# Choosing & Characterize metrics

Summary of A/B test course by Google on Udacity (Part 2)

In the previous post, I have summarized the first 2 lectures of the course A/B testing by Google on Udacity. The lectures remind us about statistic knowledge specifically binomial distribution. Also policy and ethical concern should be considered when running and designing experiment. In this post, I will continue the 3rd lecture. It is about choosing and characterizing metrics.

There are 3 factors in choosing & characterizing metrics: Define, build intuition and characterize.

**1. Define**

There are 2 kinds of metrics — Invariant and Evaluation metrics.

1.1. Invariant or sanity checking metrics : Metrics should not change across experiment and control. We can have multiple metrics to measure in invariant metrics.

1.2. Evaluation: It is kind of metrics that should be changed. It usually the business metrics, like market share, number of users, or user experience metrics etc.,. It can be one or multiple metrics depending on company’s culture. If you have multiple metrics, you can combine into one composite metrics — overall evaluation criterion (OEC). OEC term comes from Microsoft for weighted function that combine different metrics (Paper detail). Sometimes because we don’t have access to data or it takes too long to collect then metrics become difficult. Eg: Does student land a job after completing online course or average happiness of shopper are two examples of difficult metrics. Difficult metrics require special techniques such as:

- External data: external data can be also used to validate metrics
- User experience research (UER) : Good for brainstorm, can use special equipment but cannot validate result
- Focus group: get feedback for hypothetical, but run the risk of group think
- Survey: useful for metrics you cannot directly measure, but cannot directly compare to other results, bias risk.
- Retrospective analysis: use your historical data. It can draw correlations. For causation, you might want to try experiments.

*2.* Build intuition about our data: To decide filtering and segmenting data or not.

Some common distributions when looking at real user data: Poisson, exponential, power-law etc. Sometimes it is hard to detect the distribution. The key here is not to necessarily come up with a distribution to match if the answer is not clear — that can be helpful — but to choose summary statistics that make the most sense for what you do have.

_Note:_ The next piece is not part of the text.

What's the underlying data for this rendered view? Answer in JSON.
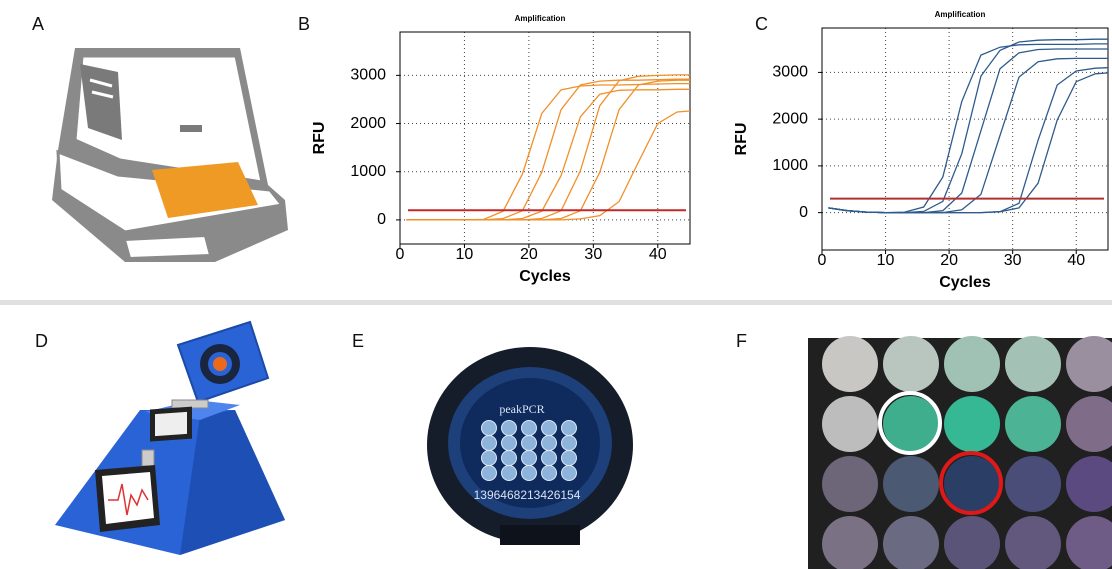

If you have a distribution that is lopsided with a very long tail, choosing the mean probably does not work for you very well — and in the case of something like the Pareto, the mean may be infinite.

Four simple categories of summary metrics:

- Sums and counts
- Means, medians and percentile
- Probabilities and rates
- Ratios

When we choose summary metrics, we need to think about sensitivity and robustness of metric. The idea is that you want to choose the metric that pick up the change you care about & the robust against of change that you don’t care about. Two ways to measure sensitivity & robustness: Run simple experiments or retrospective analysis.

*3.* Characterize: Measure of spread.

We want to know range of possible condition that metrics can be used, that is variability or measure of spread.

There are 2 kinds of variability. One assumes the underlying distribution of data then we can computed using theoretically computed confidence interval. When the distribution is weird or sample size is too small (less than 30), we can use the second kind — empirical non-parametrics estimate. Non-parametrics test is a way of analyzing data without making assumption about distribution. But often we cannot use empirical because it underestimates the change. One alternative is using A/A testing. A/A is using the same technique as A/B testing to test 2 identical versions against each other.

A/A test used when:

- Compare results to what you expect (sanity check)
- Estimate variance and calculate confidence
- If no assumption about distribution, directly estimate confidence interval.

It is better to run multiple A/A experiment. A/A therefore usually requires to have large sample size. If in case we cannot for some reasons, we can run one big A/A test then using bootstrap. It is when you run 1 big sample then randomly chunk it up into small samples then comparing within random subsets. We do not always use bootstrap if it does not agree with our analytical variance. We have to use big experiment instead.